Лабариентос бросил на торговца рыбой неуверенный взгляд, что-то набрал на клавиатуре, придвинул к себе выписку.
– Господин Балабаган неоднократно просил об отсрочке выплаты процентов, а восемь лет назад просил об уменьшении процентной ставки. Мы пошли навстречу, но, как вы понимаете, это замедлило выплату.
Джон почувствовал, как внутри поднимается холодная ярость.
– Говори, сколько он выплатил на данный момент? Два процента? Один? Вообще ничего?
На верхней губе сотрудника банка, несмотря на включенный кондиционер, выступили капельки пота.
– На самом деле, – признал он, – верно последнее.
– Что это значит? – недоверчиво переспросил Балабаган.
– Это значит, что все десять лет вы выплачивали только проценты, а долги ваши не уменьшались ни на песо, – грубо произнес Джон. Он чувствовал в себе неведомую доселе жестокость. Ему очень хотелось избить приземистого мужчину, сидящего по другую сторону стола в красивом синем костюме.
– Что? – взвился торговец рыбой. – Да, но как? Я ведь почти всегда платил, столько…
– Недостаточно, – покачал головой Джон.
– И как это будет дальше? Что будет? Я должен платить всю жизнь?
Лицо Лабариентоса окаменело.
– Нет, – сказал он. – Кредит предоставлен на двадцать пять лет. Когда срок истечет, он должен быть выплачен, в противном случае мы заберем залог.

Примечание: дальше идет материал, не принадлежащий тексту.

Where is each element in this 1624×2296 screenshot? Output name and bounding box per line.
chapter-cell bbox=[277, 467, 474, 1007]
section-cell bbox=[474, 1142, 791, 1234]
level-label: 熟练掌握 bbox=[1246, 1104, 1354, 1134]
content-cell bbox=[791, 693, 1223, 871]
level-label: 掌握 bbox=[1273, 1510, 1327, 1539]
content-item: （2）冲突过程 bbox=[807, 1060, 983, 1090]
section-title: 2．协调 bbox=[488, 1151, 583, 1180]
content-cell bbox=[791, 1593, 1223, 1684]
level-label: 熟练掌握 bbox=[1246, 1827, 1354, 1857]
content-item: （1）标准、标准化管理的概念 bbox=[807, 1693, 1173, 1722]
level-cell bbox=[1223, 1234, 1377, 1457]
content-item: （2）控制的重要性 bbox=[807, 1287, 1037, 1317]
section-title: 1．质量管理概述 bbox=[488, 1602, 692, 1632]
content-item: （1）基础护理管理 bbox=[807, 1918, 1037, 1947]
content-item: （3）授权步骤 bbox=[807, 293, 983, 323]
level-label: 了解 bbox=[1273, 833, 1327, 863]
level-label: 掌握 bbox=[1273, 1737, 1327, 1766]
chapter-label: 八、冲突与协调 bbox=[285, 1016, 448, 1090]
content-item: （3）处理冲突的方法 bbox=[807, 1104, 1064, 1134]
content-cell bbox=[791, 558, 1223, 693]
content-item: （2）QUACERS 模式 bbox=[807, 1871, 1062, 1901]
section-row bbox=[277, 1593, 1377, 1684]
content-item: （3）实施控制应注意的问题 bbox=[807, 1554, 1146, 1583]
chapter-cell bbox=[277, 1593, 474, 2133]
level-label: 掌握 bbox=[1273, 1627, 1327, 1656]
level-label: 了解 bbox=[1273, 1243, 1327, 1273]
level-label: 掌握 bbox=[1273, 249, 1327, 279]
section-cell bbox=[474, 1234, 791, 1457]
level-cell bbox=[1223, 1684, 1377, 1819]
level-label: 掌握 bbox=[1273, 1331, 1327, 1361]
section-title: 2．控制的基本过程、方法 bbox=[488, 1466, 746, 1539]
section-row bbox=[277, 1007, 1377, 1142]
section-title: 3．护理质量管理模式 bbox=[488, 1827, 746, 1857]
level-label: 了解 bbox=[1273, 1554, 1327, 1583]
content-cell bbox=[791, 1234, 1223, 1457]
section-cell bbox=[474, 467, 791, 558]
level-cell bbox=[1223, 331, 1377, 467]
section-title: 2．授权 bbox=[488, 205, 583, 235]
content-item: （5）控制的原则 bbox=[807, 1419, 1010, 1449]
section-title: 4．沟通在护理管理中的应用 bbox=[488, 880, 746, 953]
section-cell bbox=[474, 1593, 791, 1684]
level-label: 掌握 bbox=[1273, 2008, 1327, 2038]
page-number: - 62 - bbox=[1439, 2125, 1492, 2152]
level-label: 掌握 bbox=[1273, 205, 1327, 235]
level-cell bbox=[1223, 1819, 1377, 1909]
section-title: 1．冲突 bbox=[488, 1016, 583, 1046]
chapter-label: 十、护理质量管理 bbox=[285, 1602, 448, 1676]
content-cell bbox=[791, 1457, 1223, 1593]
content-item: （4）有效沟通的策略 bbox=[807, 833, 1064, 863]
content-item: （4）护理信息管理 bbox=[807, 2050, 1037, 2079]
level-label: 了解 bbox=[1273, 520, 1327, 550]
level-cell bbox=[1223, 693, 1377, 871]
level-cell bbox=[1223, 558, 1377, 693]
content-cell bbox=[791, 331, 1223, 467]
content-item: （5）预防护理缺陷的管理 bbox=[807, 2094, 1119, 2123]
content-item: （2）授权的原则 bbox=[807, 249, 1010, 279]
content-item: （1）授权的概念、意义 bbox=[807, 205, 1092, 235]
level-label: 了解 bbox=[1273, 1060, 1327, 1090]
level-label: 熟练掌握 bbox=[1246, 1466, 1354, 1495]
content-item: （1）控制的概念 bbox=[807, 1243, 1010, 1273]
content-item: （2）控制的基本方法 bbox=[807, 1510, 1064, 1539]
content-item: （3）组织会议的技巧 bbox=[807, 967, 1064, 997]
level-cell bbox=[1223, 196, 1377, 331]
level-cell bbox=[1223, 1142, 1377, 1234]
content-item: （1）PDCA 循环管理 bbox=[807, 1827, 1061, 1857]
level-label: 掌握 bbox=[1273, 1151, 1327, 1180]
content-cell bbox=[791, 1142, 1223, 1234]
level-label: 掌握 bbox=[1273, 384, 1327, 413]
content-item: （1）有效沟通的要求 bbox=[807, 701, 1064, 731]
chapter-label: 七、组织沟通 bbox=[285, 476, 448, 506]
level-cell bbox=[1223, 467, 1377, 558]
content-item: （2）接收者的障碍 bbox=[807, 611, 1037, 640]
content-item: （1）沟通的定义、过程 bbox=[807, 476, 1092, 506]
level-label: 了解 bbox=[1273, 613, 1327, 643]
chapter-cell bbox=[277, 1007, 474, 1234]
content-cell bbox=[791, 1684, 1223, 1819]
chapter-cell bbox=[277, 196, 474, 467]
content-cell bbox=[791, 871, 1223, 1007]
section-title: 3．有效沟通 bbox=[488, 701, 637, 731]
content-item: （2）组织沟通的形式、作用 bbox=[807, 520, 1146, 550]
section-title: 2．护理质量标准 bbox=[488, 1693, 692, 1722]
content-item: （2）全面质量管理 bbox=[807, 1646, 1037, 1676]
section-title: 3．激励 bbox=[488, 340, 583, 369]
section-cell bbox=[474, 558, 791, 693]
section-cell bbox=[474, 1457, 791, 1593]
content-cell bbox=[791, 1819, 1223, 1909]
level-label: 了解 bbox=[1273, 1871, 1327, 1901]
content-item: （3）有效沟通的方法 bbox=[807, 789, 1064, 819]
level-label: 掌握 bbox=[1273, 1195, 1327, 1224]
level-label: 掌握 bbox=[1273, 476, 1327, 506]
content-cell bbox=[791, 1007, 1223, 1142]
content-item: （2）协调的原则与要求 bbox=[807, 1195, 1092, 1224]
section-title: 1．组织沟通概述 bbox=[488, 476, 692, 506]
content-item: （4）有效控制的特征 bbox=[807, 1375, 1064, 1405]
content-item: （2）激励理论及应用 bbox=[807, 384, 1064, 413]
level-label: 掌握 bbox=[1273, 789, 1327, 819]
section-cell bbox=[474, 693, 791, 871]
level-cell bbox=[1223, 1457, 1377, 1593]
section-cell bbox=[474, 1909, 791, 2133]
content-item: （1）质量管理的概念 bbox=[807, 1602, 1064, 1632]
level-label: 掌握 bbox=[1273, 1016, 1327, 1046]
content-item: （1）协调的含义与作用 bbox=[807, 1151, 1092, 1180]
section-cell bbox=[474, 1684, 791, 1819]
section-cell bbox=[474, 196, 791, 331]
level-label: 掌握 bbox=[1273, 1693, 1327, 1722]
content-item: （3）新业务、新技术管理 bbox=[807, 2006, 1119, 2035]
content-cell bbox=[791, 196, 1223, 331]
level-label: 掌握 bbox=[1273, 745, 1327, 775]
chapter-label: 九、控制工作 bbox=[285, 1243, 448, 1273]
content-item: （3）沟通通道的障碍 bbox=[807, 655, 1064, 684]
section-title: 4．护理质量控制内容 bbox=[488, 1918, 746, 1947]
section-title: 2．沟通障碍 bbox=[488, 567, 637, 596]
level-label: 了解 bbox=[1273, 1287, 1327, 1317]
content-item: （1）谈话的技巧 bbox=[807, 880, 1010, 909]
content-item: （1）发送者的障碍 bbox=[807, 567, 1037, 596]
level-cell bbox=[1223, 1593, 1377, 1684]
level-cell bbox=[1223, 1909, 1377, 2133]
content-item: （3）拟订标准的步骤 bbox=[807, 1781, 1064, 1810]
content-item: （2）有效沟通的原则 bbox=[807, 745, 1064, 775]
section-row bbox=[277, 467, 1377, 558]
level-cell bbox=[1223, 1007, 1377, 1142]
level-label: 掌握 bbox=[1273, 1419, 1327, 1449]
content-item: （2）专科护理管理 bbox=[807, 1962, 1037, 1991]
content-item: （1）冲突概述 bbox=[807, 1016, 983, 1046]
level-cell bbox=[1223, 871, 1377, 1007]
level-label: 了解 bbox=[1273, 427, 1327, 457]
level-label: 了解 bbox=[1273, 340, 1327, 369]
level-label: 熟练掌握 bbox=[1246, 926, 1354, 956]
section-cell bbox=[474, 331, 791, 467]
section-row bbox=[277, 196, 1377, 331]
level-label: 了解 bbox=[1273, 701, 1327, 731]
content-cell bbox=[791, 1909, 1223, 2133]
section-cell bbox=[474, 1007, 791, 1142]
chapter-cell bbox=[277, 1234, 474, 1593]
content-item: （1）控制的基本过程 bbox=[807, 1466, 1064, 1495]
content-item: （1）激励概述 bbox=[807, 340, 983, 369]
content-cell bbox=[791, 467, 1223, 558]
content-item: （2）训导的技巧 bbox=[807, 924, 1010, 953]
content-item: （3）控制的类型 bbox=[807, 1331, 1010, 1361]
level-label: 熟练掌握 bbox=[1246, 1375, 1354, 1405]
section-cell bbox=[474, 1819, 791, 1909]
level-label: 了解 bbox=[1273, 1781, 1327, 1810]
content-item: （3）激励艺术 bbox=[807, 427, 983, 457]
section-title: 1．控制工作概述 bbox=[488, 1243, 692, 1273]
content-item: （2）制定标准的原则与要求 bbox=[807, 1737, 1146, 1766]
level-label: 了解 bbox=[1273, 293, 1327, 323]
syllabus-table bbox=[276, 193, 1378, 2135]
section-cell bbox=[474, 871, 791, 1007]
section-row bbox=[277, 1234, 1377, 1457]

– Это значит, – перевел Джон, – что если через пятнадцать лет вы не выплатите все, что не выплачено до сих пор, – то есть заем плюс еще не оплаченные проценты сразу, то банк получит ваш дом или то, что вы оставили в залог.
– Но как я могу это сделать?! – в ужасе закричал Балабаган. – Где я должен брать деньги? Мой дом? Мой сын наследует дом и магазин. Зачем банку рыбный магазин?
– Наверное, он будет сдавать его в аренду вашему сыну, – сказал Джон. Постепенно он начал понимать, каковы правила игры. Он наклонился вперед, посмотрел на сотрудника банка, с трудом сдерживая гнев. – Мистер Лабариентос, как вы, как ваш банк дошел до того, чтобы устанавливать настолько высокие проценты на кредиты? Ответьте. Скажите мне, что это обычная практика.